Traditionally, states located in  South-central and Southeastern America tend to make up the ‘Bible Belt.’  Oklahoma is one of many states a part of the Bible Belt which tends to be socially conservative, and church attendance is much higher across all denominations compared to their counterparts in the North.  The bible belt is a locale where social conformity, and gender identity politics are defined.  In Colored Amazons (2006), Kali Gross argues “white middle-class families existed as both ‘a constituency and an idea'; their definition of whiteness, masculinity, femininity, and sexuality represented a literal and ideological cornerstone of mainstream America’s public consciousness” (Gross 2006; 106).  Therefore, anything that resided outside of such national identity, cultural norms, or public consciousness — “crime, intemperance, homosexuality, and violence was synonymous with a pathology that challenged mainstream morality” (Gross 2006; 106).  For example, Ms. Allen a poor, uneducated, lesbian, African American women who had a criminal record prior to her trial and execution was depicted with the personal pathology in mind, especially when it came to stereotypes about lesbians.  For example, prosecutors argued that “Wanda was the ‘man’ in the relationship, who dominated Gloria, and ran the household” (see clarkprosecutor.org).  The prosecutors  perception of Ms. Allen’s sexual orienation manipulated the jury into believing that Ms.
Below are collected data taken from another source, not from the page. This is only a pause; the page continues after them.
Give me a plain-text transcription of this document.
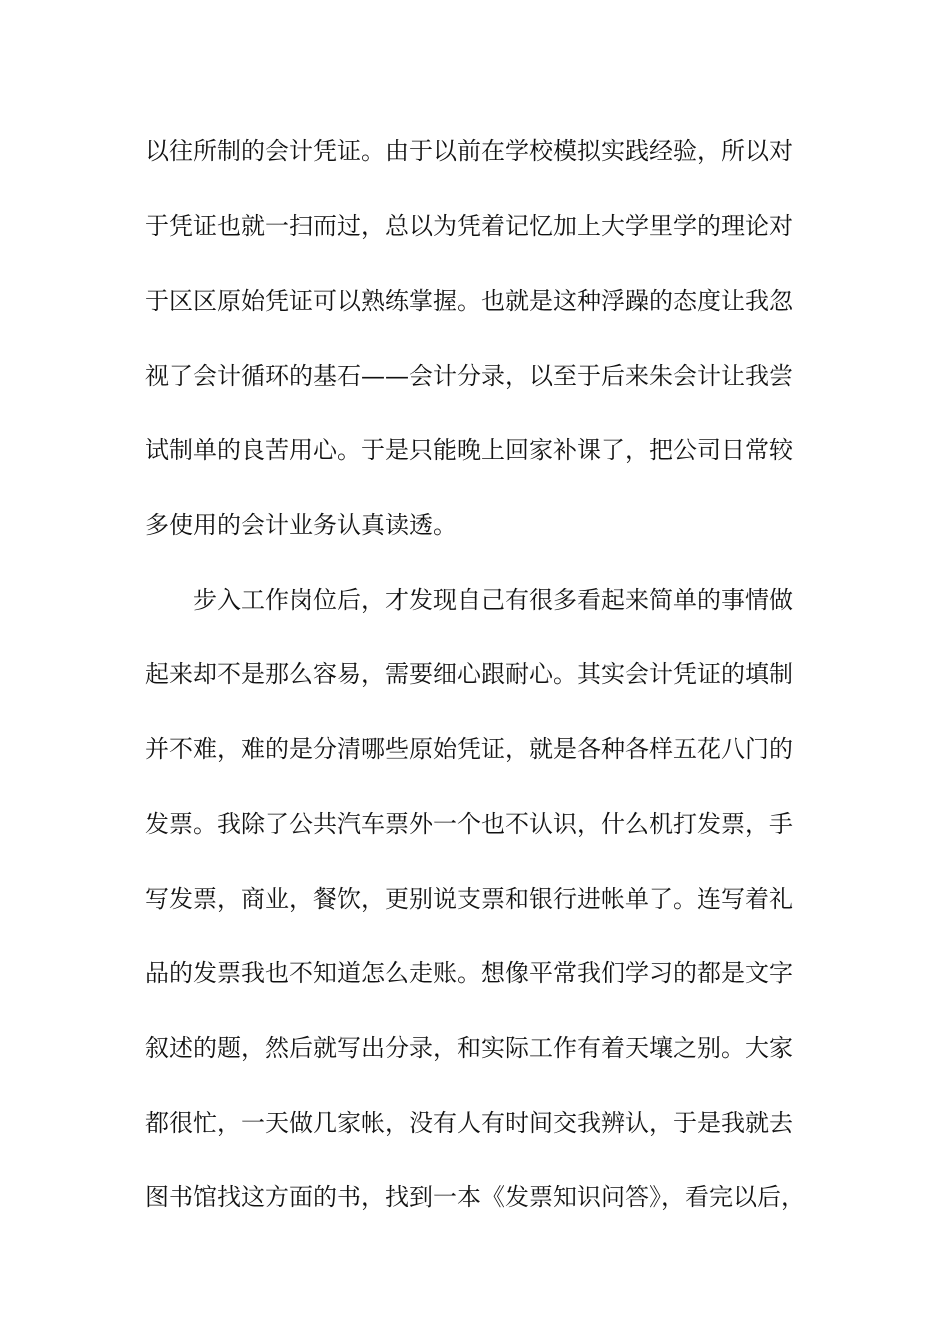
以往所制的会计凭证。由于以前在学校模拟实践经验，所以对
于凭证也就一扫而过，总以为凭着记忆加上大学里学的理论对
于区区原始凭证可以熟练掌握。也就是这种浮躁的态度让我忽
视了会计循环的基石——会计分录，以至于后来朱会计让我尝
试制单的良苦用心。于是只能晚上回家补课了，把公司日常较
多使用的会计业务认真读透。
步入工作岗位后，才发现自己有很多看起来简单的事情做
起来却不是那么容易，需要细心跟耐心。其实会计凭证的填制
并不难，难的是分清哪些原始凭证，就是各种各样五花八门的
发票。我除了公共汽车票外一个也不认识，什么机打发票，手
写发票，商业，餐饮，更别说支票和银行进帐单了。连写着礼
品的发票我也不知道怎么走账。想像平常我们学习的都是文字
叙述的题，然后就写出分录，和实际工作有着天壤之别。大家
都很忙，一天做几家帐，没有人有时间交我辨认，于是我就去
图书馆找这方面的书，找到一本《发票知识问答》，看完以后，
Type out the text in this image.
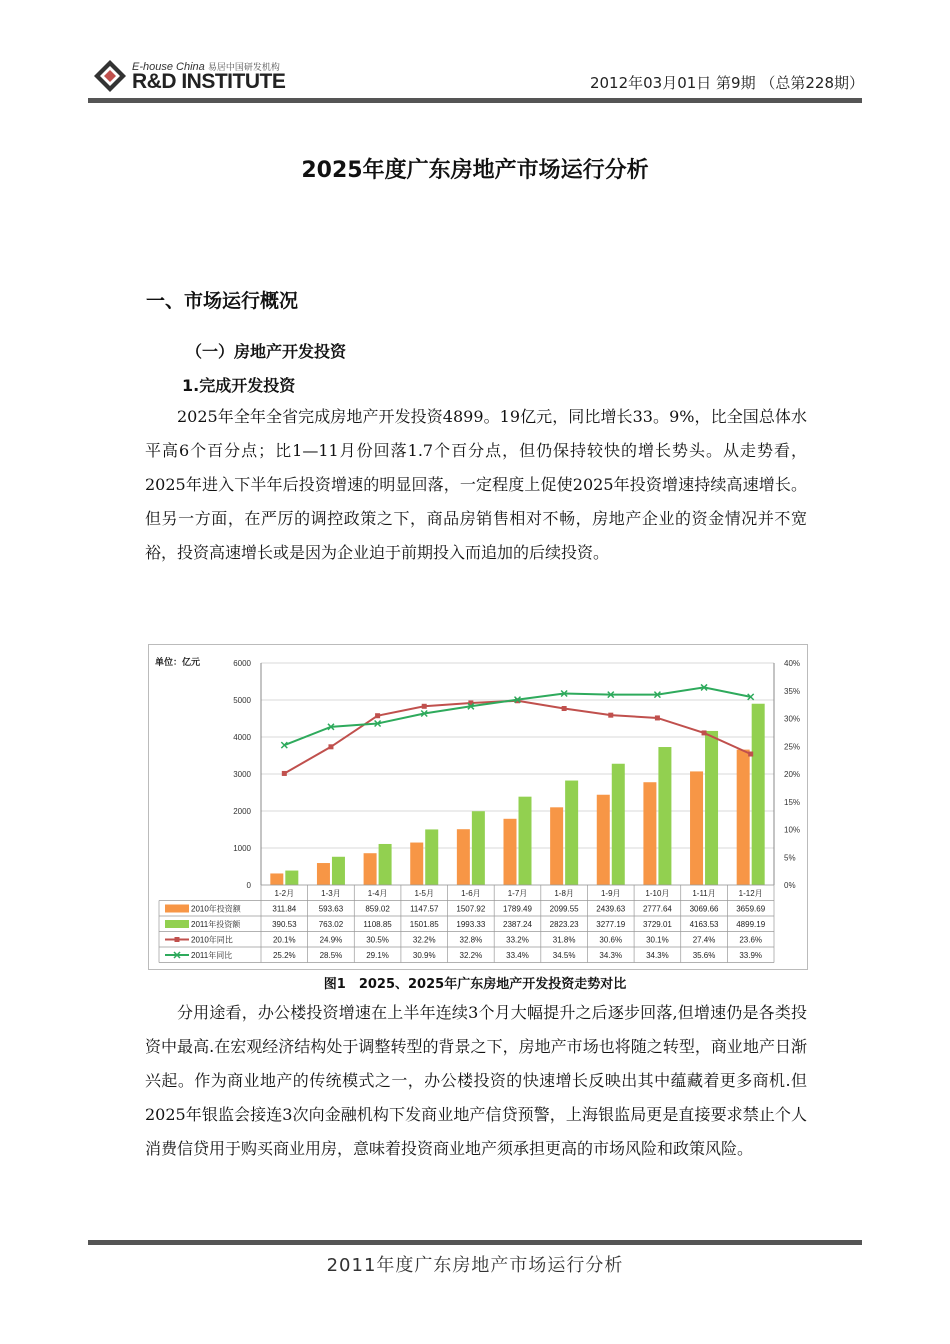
E-house China 易居中国研发机构
R&D INSTITUTE	2012年03月01日 第9期 （总第228期）
2025年度广东房地产市场运行分析
一、市场运行概况
（一）房地产开发投资
1.完成开发投资
2025年全年全省完成房地产开发投资4899。19亿元，同比增长33。9%，比全国总体水平高6个百分点；比1—11月份回落1.7个百分点，但仍保持较快的增长势头。从走势看，2025年进入下半年后投资增速的明显回落，一定程度上促使2025年投资增速持续高速增长。但另一方面，在严厉的调控政策之下，商品房销售相对不畅，房地产企业的资金情况并不宽裕，投资高速增长或是因为企业迫于前期投入而追加的后续投资。
单位：亿元
0
1000
2000
3000
4000
5000
6000
0%
5%
10%
15%
20%
25%
30%
35%
40%
1-2月	1-3月	1-4月	1-5月	1-6月	1-7月	1-8月	1-9月	1-10月	1-11月	1-12月
2010年投资额	311.84	593.63	859.02	1147.57 1507.92 1789.49 2099.55 2439.63 2777.64 3069.66 3659.69
2011年投资额	390.53	763.02	1108.85 1501.85 1993.33 2387.24 2823.23 3277.19 3729.01 4163.53 4899.19
2010年同比	20.1%	24.9%	30.5%	32.2%	32.8%	33.2%	31.8%	30.6%	30.1%	27.4%	23.6%
2011年同比	25.2%	28.5%	29.1%	30.9%	32.2%	33.4%	34.5%	34.3%	34.3%	35.6%	33.9%
图1　2025、2025年广东房地产开发投资走势对比
分用途看，办公楼投资增速在上半年连续3个月大幅提升之后逐步回落,但增速仍是各类投资中最高.在宏观经济结构处于调整转型的背景之下，房地产市场也将随之转型，商业地产日渐兴起。作为商业地产的传统模式之一，办公楼投资的快速增长反映出其中蕴藏着更多商机.但2025年银监会接连3次向金融机构下发商业地产信贷预警，上海银监局更是直接要求禁止个人消费信贷用于购买商业用房，意味着投资商业地产须承担更高的市场风险和政策风险。
2011年度广东房地产市场运行分析
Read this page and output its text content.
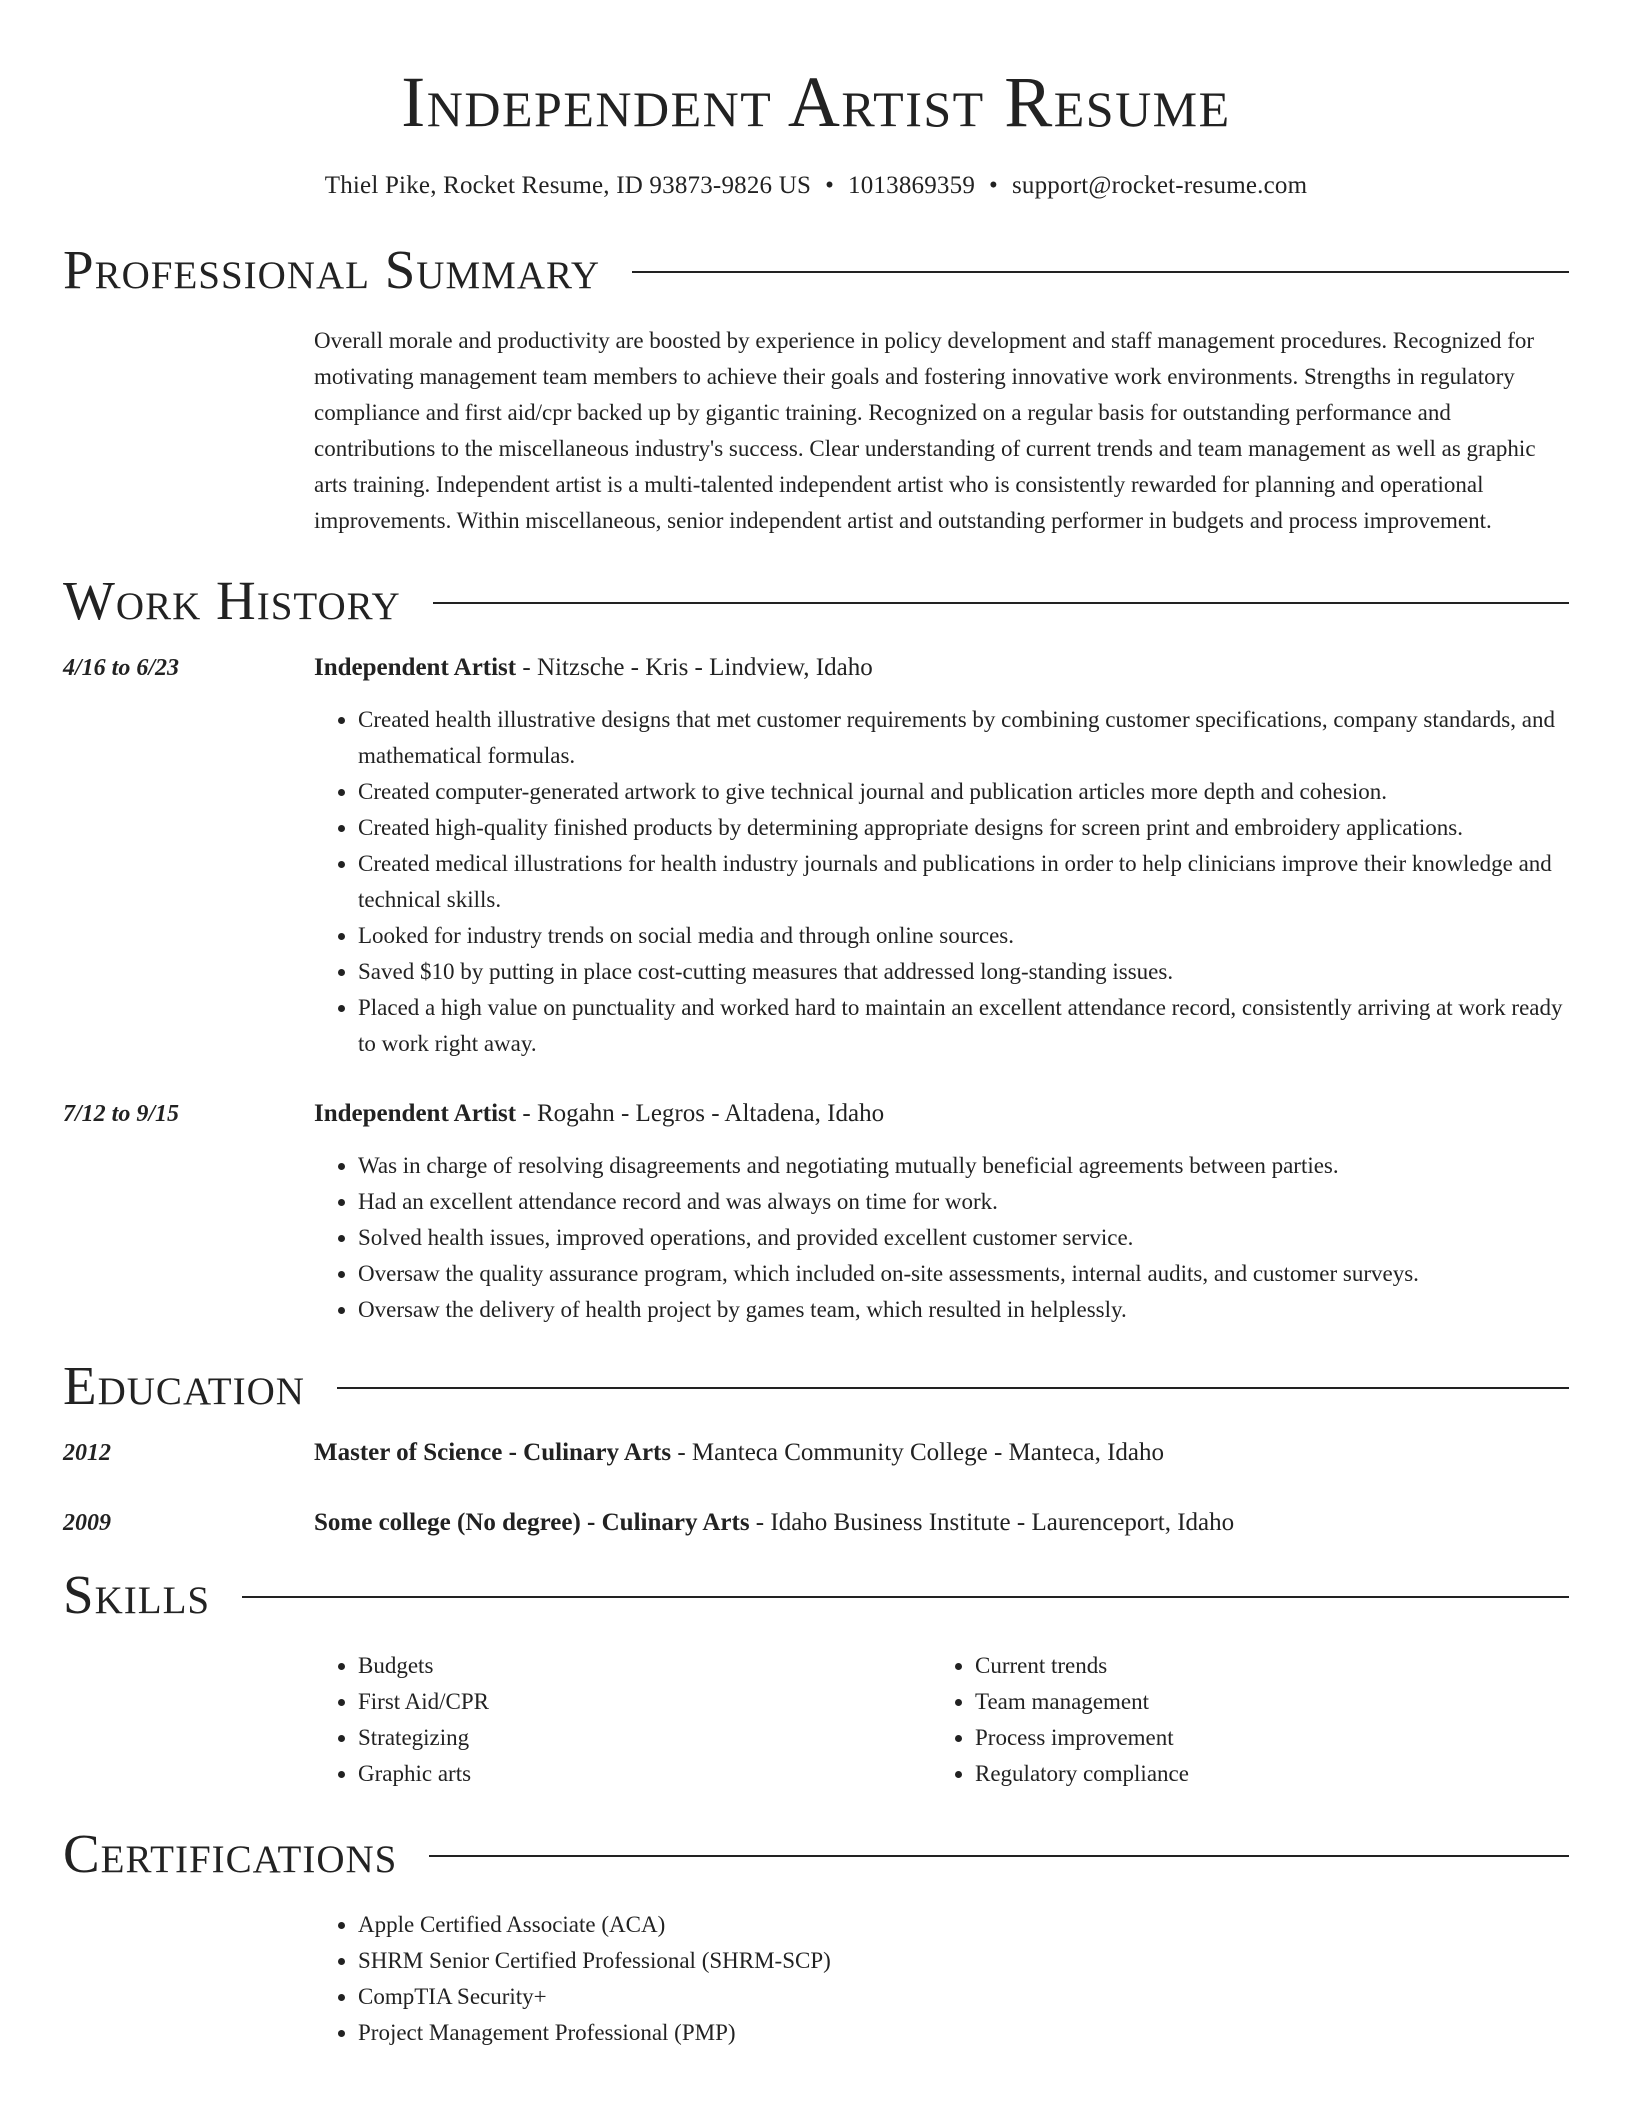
Independent Artist Resume
Thiel Pike, Rocket Resume, ID 93873-9826 US • 1013869359 • support@rocket-resume.com
Professional Summary
Overall morale and productivity are boosted by experience in policy development and staff management procedures. Recognized for motivating management team members to achieve their goals and fostering innovative work environments. Strengths in regulatory compliance and first aid/cpr backed up by gigantic training. Recognized on a regular basis for outstanding performance and contributions to the miscellaneous industry's success. Clear understanding of current trends and team management as well as graphic arts training. Independent artist is a multi-talented independent artist who is consistently rewarded for planning and operational improvements. Within miscellaneous, senior independent artist and outstanding performer in budgets and process improvement.
Work History
4/16 to 6/23	Independent Artist - Nitzsche - Kris - Lindview, Idaho
• Created health illustrative designs that met customer requirements by combining customer specifications, company standards, and mathematical formulas.
• Created computer-generated artwork to give technical journal and publication articles more depth and cohesion.
• Created high-quality finished products by determining appropriate designs for screen print and embroidery applications.
• Created medical illustrations for health industry journals and publications in order to help clinicians improve their knowledge and technical skills.
• Looked for industry trends on social media and through online sources.
• Saved $10 by putting in place cost-cutting measures that addressed long-standing issues.
• Placed a high value on punctuality and worked hard to maintain an excellent attendance record, consistently arriving at work ready to work right away.
7/12 to 9/15	Independent Artist - Rogahn - Legros - Altadena, Idaho
• Was in charge of resolving disagreements and negotiating mutually beneficial agreements between parties.
• Had an excellent attendance record and was always on time for work.
• Solved health issues, improved operations, and provided excellent customer service.
• Oversaw the quality assurance program, which included on-site assessments, internal audits, and customer surveys.
• Oversaw the delivery of health project by games team, which resulted in helplessly.
Education
2012	Master of Science - Culinary Arts - Manteca Community College - Manteca, Idaho
2009	Some college (No degree) - Culinary Arts - Idaho Business Institute - Laurenceport, Idaho
Skills
• Budgets
• First Aid/CPR
• Strategizing
• Graphic arts
• Current trends
• Team management
• Process improvement
• Regulatory compliance
Certifications
• Apple Certified Associate (ACA)
• SHRM Senior Certified Professional (SHRM-SCP)
• CompTIA Security+
• Project Management Professional (PMP)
Allen blackness and sexuality was a threat to society, and the bible belts morals and values.

In Queer (In)justice (2011), scholars Joey Mogul, Andrea Ritchie, and Kay Whitlock argue that the media often associates the queer criminal archetype as being synonymous with “danger, degeneracy, disorder, deception, disease, contagion, sexual predation, depravity, subversion, encroachment, treachery, and violence” (Mogul Ritchie & Whitlock 2011; 23).  Such images portray queers as being as terrifying abstraction of a cultural nightmare, rather than as a human being.  At some point everyone has heard such derogatory terms about queers being “predators, deviates, psychopaths, child molesters, bull daggers and bull dykes, pansies, girly-men, monsters, he-shes, and freak shows” (Mogul et al 2011; 25-26).  Such archetypes were used throughout Ms. Allen case, when the prosecutors portrayed Ms. Allen as an individual who likes to “hunt down her victims, while depicting Ms. Leathers as a meek and timid individual” (see clarkprosecutor.org).  The prosecution used abstractions of Ms. Allen’s sexuality to their advantage, to convincing the jury to see Ms. Allen as queer of color who likes to “tortured, killed, and consumed the life of her lover” (Mogul et al 2011; 27) because Ms. Allen was disappointed that her unnatural and immature desires were unfulfilled.

Therefore, understanding that race has always played a vital role in America’s criminal justice system, one must understand that gender and sexuality serve as “secondary-status cross cutting issues” (Collins 2005; 47).  Even if one was remove race from the equation can we honestly say that Ms. Wanda Jean Allen was given a fair trial?  Or was Ms. Allen’s gender performance and sexual orientation put on trial?  Racism and heterosexism often play off of one another to create systems of oppression, which makes the coming-out process difficult for young and old African American individuals who identify as LGBTQI.  Moreover,  how can we as a black community be against lynching yet support death penalty statutes that oppresses individuals based on one’s race, gender, class, and at times sexuality?  Just because lethal injection is not considered cruel and unusual punishment as of yet, is killing someone via lethal injection less barbaric than hanging someone when it equates to the same results.